После его смерти служитель Франсуа передал мне его имущество: полотенце, несколько листков бумаги (остальное Илья Васильевич уничтожил) и прекрасную самопишущую ручку марки Waterman. Пером waterman'oвского золота была написана голубиная книга. От нее остались только те отрывки, которые я привожу.
Я знаю, что помешательство Ильи Васильевича не было случайным: это пример одного из тех, кто не смог вместить в себе нехитрой премудрости современной ежедневности, для кого факты убедительней идей. Лирика голубиной книги, вернее, этих десятков строк, – беспорядочна и романтична: бессилие Ильи Васильевича уйти от себя свидетельствует об отсутствии непосредственного изобразительного таланта: его тенденциозность – результат скверной традиции русской общественно-беллетристической литературы. Но голубиная книга не лишена интереса: она напряженна, и фантастична, и неопределенна, как облако, принимающее форму верблюда.
«Тяжелое, братья, солнце над Дарданеллами. Вот я сплю и вижу во сне Галлиполи, плевки белой пены на гальку и длинный черно-желтый берег. Там, в этой голой стране, где голодают оборванные дикари, где пашут на ослах и коровах, где грязь – вязкая, как оскорбления, и тягучая, как передовые статьи газет, – мы жили лагерем побежденных солдат. Мы были побеждены: революцией и жизнью.
С берега мы глядели на величественные контуры трансатлантических пароходов, везущих разбогатевших буржуа из Стамбула в Европу и дальше в Нью-Йорк. Мы бросались в море, но вода не принимала нас. Мы голодали. Однажды я проглотил кусок терпкой галлиполийской глины: и вот до сих пор этот комок, прорастающий в моем сердце, давит на меня грузом желтого отчаяния голода и тяжелой памятью о земле, где я должен жить. Жизнь, разложенная на простейшие элементы, есть соединение грабежа, торговли и любви. Мы были грабителями.

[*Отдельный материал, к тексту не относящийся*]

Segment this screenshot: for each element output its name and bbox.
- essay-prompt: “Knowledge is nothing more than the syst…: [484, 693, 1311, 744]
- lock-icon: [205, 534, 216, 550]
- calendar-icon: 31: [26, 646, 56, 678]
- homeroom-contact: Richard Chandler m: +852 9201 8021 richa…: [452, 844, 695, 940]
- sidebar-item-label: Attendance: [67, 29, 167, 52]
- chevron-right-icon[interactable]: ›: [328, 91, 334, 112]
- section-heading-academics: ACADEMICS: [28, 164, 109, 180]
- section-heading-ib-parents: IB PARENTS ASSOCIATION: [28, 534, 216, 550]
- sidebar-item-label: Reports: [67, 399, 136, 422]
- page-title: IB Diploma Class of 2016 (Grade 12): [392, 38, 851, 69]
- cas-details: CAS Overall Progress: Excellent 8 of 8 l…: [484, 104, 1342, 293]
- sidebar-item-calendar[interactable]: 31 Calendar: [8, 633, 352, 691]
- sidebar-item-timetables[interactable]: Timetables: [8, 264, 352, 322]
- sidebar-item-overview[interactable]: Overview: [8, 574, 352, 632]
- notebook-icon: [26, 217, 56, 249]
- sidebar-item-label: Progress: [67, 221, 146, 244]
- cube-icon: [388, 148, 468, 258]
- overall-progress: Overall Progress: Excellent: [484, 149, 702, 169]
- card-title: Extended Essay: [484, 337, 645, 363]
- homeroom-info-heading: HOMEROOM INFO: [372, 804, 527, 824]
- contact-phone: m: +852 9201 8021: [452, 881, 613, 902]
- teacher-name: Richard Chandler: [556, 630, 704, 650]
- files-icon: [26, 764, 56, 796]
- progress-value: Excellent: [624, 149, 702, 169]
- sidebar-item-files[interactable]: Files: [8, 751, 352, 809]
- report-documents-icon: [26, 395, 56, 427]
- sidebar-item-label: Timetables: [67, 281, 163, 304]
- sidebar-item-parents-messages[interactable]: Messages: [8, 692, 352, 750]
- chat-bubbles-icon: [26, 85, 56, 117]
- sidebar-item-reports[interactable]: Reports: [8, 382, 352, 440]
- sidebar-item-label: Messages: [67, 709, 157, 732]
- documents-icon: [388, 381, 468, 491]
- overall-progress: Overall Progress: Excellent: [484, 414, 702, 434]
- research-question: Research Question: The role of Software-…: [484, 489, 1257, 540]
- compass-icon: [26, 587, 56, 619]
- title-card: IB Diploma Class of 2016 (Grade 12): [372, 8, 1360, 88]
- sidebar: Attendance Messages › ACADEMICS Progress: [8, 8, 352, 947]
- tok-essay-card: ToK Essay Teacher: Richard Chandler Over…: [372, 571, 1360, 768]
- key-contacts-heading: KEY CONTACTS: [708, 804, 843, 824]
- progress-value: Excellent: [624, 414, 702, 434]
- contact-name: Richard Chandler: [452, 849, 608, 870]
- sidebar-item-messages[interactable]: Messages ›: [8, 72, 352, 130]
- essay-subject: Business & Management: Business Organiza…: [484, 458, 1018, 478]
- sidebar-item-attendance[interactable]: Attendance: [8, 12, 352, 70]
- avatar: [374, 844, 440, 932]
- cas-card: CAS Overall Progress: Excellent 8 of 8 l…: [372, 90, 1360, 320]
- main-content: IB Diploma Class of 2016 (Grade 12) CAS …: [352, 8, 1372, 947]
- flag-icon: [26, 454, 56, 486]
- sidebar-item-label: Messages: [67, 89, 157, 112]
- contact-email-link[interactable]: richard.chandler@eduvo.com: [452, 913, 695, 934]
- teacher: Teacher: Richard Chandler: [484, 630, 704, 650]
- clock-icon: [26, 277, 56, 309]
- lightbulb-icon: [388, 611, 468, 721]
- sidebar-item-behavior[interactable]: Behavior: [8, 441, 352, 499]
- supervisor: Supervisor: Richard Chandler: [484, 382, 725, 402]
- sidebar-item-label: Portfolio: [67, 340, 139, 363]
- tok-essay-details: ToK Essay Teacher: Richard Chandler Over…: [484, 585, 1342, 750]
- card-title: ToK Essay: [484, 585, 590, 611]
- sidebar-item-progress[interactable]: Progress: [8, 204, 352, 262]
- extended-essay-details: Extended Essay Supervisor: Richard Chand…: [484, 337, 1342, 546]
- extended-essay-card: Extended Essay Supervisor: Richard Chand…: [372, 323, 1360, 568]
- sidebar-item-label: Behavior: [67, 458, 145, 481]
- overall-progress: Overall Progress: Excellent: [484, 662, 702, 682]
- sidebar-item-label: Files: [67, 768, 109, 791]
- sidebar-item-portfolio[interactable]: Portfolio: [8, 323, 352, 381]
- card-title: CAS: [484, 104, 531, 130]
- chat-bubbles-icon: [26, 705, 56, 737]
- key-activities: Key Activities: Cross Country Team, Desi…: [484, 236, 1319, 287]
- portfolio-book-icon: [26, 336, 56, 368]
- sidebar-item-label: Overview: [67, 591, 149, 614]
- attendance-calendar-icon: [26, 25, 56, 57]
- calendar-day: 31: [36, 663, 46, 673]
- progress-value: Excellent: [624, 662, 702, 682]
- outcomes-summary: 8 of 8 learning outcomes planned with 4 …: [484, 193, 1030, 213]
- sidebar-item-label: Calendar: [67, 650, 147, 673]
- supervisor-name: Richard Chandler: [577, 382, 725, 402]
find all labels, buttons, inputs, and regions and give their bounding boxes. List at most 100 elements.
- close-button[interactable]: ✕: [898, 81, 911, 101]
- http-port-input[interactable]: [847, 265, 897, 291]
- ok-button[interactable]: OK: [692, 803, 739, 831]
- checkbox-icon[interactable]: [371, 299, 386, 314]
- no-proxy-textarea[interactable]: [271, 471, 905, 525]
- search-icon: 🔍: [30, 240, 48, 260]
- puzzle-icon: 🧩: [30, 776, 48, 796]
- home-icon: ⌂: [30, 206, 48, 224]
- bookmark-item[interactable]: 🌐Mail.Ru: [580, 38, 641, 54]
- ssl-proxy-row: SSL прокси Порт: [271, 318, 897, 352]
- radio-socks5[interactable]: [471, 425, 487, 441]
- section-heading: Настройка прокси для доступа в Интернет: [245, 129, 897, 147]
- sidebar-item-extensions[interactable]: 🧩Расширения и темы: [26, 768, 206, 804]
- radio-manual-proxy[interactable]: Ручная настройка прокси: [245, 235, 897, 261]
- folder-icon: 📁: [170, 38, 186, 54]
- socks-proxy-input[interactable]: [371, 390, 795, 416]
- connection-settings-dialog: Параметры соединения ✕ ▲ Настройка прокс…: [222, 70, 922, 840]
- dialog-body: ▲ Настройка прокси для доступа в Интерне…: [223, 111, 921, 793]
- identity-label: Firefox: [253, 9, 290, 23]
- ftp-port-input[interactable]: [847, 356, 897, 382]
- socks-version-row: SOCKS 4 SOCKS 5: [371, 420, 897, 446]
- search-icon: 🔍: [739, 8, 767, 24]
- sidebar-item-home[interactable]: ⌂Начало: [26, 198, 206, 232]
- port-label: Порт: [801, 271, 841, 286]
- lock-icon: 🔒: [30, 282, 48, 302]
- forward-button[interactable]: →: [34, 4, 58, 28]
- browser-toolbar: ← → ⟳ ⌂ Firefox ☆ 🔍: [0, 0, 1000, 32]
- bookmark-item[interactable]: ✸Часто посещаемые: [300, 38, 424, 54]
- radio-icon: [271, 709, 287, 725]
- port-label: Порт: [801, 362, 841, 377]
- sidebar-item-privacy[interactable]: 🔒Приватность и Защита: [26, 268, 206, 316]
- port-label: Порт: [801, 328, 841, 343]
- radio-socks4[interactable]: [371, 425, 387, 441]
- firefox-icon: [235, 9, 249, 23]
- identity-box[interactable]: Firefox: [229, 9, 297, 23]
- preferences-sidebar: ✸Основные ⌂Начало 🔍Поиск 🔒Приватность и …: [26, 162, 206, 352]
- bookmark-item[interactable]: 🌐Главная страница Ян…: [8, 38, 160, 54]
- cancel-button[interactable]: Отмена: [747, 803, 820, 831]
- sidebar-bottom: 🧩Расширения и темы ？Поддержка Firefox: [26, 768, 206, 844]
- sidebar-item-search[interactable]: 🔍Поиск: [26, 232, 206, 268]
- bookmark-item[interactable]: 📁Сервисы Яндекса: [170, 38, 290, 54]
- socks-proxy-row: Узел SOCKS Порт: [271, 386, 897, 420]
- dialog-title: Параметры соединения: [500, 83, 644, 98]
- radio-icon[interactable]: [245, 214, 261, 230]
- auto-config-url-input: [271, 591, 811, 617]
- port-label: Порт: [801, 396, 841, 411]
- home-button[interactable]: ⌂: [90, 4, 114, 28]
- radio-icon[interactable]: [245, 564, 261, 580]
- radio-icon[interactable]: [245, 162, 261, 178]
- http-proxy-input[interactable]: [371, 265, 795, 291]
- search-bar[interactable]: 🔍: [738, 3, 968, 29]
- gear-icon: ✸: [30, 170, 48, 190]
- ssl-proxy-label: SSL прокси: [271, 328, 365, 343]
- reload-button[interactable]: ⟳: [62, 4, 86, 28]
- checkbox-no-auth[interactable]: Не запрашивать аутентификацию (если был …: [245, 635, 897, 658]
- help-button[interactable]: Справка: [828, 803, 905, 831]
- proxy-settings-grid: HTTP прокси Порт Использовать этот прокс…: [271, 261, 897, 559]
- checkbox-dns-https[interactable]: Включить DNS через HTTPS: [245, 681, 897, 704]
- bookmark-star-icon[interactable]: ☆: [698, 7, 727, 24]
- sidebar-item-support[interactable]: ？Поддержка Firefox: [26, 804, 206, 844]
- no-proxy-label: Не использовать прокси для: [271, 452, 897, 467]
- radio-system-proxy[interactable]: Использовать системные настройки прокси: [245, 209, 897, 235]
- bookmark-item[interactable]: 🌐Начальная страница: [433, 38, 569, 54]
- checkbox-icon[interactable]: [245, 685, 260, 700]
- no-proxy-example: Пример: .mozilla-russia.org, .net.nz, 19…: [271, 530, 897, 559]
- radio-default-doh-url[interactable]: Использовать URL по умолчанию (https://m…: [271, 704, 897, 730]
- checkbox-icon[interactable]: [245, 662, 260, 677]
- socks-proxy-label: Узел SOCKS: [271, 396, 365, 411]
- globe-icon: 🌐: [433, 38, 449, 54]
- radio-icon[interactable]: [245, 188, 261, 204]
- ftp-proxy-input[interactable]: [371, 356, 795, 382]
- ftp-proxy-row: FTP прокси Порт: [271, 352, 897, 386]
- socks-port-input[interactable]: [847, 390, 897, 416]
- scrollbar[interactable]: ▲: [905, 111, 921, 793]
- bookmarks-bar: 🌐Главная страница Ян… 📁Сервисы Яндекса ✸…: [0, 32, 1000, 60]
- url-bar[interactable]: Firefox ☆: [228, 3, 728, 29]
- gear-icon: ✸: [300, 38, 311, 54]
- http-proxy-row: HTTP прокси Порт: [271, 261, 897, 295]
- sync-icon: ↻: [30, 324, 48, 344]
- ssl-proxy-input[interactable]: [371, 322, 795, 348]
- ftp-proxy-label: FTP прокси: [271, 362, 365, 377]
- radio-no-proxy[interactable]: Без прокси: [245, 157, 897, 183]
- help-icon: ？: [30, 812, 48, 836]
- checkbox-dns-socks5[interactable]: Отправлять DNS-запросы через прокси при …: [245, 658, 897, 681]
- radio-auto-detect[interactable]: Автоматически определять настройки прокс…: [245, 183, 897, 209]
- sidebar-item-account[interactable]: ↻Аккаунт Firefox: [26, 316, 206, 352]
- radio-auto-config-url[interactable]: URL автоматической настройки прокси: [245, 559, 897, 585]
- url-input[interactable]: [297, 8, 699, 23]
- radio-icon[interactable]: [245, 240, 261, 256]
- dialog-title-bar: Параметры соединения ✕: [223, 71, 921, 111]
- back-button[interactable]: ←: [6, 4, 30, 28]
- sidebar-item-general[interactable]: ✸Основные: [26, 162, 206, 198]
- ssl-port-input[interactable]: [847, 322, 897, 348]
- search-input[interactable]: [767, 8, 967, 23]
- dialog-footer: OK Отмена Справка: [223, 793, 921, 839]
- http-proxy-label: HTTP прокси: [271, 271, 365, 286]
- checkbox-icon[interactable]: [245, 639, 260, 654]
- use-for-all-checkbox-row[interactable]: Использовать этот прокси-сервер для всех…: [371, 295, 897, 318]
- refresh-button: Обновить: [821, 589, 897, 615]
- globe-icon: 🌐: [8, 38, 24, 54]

Тяжелое, братья, солнце над Дарданеллами. Перед бегством оттуда я пошел посмотреть на кладбище тех, кого судьба послала из России на бледный берег Галлиполи для утучнения чужой земли. И вот я вошел и увидел, что могилы стоят в затылок и рядами – как строй солдат, как рота мертвецов; без команды и без поворота. Они умерли по номерам и по порядку: к Страшному Суду они пойдут привычным строем, и кара их будет легка, как служба часового.